Embarking on any kind of list of your favorite narrative voices--say the Parker novels of Donald E. Westlake, writing as Richard Stark, or the tone wrought by Richard Powers in The Echo Maker, you are brought to conclude that narrative voice is the ingredient that props up the story until the thermals of event give it lift and, ultimately, flight.

The better narrative voices have the coltish feel of minor league baseball, the near poignancy of the junior high school band, the keen ache of appetite experienced by the tourist at the buffet table.  There is always something slightly off, yet never irritating in its off-ness.  If anything, its being off adds to the appeal--makes you yearn to believe it is telling the truth, with only a pardonable few stretchers.

The right narrative voice leaves you with the sense of regret you get after eating two ballpark hot dogs, only to realize you have had each without sauerkraut.

The draw of the effective narrative voice is its resonant frequency of the outsider looking in, the dying-to-play kid who is not chosen in a pick-up game at a park; it is the sound of a writer wanting to sing love songs to something no one ever thought to sing a love song to before.  It is a young girl, breaking up with someone she's gone steady with for years, realizing this may be the biggest mistake of her young life, but thinking there is someone somewhere she can love even more than she loves this one.

The effective narrative voice is the sound of banter between an elderly couple that makes you want to eavesdrop on their conversations until you discover the secret that allows them, after so many years, to tease and play rather than throw darts.

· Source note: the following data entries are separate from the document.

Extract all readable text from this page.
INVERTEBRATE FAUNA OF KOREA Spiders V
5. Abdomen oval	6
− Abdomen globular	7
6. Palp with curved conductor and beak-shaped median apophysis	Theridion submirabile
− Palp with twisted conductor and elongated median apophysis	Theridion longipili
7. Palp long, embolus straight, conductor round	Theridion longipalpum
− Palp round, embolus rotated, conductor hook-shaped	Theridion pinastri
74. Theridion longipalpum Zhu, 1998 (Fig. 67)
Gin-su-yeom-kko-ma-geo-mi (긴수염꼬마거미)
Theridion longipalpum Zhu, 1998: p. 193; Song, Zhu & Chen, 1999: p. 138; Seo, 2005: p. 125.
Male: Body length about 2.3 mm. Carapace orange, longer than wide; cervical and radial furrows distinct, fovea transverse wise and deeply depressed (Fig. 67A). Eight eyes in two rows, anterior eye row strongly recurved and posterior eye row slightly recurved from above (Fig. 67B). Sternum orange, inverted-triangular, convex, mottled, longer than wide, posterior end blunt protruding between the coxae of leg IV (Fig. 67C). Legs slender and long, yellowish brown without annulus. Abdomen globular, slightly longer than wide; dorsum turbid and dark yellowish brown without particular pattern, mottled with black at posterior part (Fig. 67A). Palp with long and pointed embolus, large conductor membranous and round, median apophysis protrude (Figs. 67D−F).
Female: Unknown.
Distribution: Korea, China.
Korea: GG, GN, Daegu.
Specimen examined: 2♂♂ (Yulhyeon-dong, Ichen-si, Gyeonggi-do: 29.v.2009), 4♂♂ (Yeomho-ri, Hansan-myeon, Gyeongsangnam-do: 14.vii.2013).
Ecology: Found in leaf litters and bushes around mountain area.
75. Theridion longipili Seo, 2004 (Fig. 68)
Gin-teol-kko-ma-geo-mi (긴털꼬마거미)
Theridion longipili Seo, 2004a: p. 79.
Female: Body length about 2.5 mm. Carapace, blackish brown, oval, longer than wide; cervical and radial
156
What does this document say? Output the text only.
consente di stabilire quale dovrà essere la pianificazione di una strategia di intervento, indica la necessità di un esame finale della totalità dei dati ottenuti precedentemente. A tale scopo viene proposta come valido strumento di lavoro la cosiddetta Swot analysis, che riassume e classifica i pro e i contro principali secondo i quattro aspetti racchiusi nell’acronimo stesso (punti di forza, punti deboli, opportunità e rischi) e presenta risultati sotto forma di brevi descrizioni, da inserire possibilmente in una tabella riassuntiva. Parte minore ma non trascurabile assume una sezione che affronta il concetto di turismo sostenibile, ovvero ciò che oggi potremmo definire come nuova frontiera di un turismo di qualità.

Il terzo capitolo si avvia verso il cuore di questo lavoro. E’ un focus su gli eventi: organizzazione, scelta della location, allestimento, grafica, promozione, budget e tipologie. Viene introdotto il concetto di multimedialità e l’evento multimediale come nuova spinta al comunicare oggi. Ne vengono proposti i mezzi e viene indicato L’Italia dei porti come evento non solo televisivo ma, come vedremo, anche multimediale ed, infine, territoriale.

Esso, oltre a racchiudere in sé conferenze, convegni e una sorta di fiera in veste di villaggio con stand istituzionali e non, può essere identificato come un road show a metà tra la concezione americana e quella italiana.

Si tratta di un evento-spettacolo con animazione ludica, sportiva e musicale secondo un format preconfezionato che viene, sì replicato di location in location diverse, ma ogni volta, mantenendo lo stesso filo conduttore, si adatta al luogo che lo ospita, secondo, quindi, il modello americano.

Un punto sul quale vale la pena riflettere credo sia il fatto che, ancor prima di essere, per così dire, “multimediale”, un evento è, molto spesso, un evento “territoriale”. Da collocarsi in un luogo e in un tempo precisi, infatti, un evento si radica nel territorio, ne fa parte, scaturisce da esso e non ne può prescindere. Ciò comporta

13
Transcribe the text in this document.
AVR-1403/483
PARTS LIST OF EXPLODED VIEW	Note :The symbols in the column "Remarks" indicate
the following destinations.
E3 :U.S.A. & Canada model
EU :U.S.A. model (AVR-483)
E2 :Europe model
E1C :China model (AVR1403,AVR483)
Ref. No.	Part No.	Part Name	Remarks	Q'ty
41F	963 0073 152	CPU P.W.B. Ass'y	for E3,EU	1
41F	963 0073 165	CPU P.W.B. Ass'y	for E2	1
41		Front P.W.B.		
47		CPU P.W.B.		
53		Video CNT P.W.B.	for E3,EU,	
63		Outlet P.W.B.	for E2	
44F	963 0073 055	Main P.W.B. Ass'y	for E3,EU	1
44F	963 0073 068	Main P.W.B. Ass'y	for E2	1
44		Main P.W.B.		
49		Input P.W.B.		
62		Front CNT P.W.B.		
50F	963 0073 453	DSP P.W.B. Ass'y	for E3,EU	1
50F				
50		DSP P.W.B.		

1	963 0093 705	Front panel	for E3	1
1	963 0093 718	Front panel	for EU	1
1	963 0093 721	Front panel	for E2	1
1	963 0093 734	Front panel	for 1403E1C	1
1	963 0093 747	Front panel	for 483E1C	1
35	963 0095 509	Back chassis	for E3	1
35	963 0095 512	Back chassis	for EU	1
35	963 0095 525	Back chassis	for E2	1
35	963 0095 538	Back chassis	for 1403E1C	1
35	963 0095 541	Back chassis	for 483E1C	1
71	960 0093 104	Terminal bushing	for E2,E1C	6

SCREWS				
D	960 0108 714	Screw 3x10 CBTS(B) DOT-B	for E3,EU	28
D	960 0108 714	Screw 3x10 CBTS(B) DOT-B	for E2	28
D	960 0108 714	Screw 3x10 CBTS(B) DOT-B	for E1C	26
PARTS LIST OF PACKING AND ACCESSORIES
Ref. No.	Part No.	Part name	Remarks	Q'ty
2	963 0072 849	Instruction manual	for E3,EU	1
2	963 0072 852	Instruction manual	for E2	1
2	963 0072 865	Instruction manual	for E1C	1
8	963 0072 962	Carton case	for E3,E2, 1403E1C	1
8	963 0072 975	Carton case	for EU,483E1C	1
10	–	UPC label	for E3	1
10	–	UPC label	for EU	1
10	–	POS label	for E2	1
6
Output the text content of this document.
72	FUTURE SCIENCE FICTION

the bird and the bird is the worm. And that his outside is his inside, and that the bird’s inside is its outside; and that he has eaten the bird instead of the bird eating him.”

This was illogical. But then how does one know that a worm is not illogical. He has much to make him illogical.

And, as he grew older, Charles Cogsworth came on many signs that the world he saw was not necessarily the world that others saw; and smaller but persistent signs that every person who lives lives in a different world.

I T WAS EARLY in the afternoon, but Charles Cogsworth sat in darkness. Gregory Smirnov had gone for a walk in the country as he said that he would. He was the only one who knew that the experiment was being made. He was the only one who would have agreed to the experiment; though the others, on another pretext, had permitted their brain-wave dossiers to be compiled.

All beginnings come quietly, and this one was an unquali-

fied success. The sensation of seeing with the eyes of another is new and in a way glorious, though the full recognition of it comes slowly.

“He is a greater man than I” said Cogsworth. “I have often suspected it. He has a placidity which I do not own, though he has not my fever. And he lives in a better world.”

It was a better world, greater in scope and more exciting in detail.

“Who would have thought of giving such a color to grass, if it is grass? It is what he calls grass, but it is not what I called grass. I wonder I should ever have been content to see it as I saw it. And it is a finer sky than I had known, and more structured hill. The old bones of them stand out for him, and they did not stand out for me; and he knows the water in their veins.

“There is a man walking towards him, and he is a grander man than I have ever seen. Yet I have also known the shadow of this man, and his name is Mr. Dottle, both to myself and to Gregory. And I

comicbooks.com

The way to get at the narrative voice is to love your characters in their entirety, wanting them to mess up not from schadenfreude but rather as a way of showing you how they get out of the mess,and what risks they take to get into another.

It is the sound you listen for when you write; it is moments when you are listening to Ravel or Theolonious Monk and it comes to you that you wish for your sentences to behave that way.

For most of your life, you have lived in areas where mourning doves sound their territorial cries.  When you first heard them and asked your mother what creatures made those sounds, you were afraid for a few moments until she answered you.  Their name sounded right, the way cinnamon sounds right and oh, how grand to be told the nut you held in your hand was an ah-l-mond.

Of course narrative voice is idiosyncratic; it is the equivalent of the first tin of watercolor paints you were given as a youngster.  It is the comfort of hearing :
"TOM!"

   No answer.

    "TOM!"

   No answer.

   "What's gone with that boy, I wonder? You TOM!"

   No answer.

It is every bit as mysterious as  the opening line in Hamlet.

"Who's there?"

It is the thing you strive for each time you work the movement of an opening scene or a beginning paragraph of an essay; it is the work, speaking to you, calling you home.